So the radius of convergence is \displaystyle \displaystyle \begin{align*} \frac{27}{4e} \end{align*}.
• Jul 25th 2012, 10:35 PM
ebb
Re: Radius of Convergence, limits: Complex numbers.
For 1. I'm not entirely sure what you mean by a 'counter of values'?
Thank you so much for your response!
• Jul 25th 2012, 10:37 PM
ebb
Re: Radius of Convergence, limits: Complex numbers.

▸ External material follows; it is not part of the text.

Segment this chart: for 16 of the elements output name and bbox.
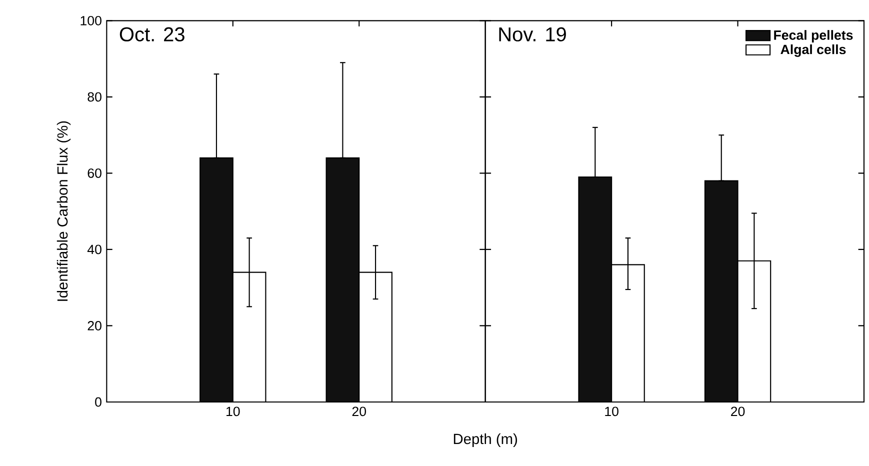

Also, in the module I'm doing we've not been taught L'Hopital's rule, although I've come across it in further reading, and the lecturer said we will not be allowed to answer questions using it in the exam...
• Jul 26th 2012, 03:43 AM
Prove It
Re: Radius of Convergence, limits: Complex numbers.
Quote:

Originally Posted by ebb
Also, in the module I'm doing we've not been taught L'Hopital's rule, although I've come across it in further reading, and the lecturer said we will not be allowed to answer questions using it in the exam...

Well I can't think of another way to evaluate \displaystyle \displaystyle \begin{align*} \lim_{n \to \infty}\left|\left(\frac{n + 1 + 2i}{n + 2i}\right)^n\right| \end{align*}, so if that's the case you would probably have to use a CAS calculator.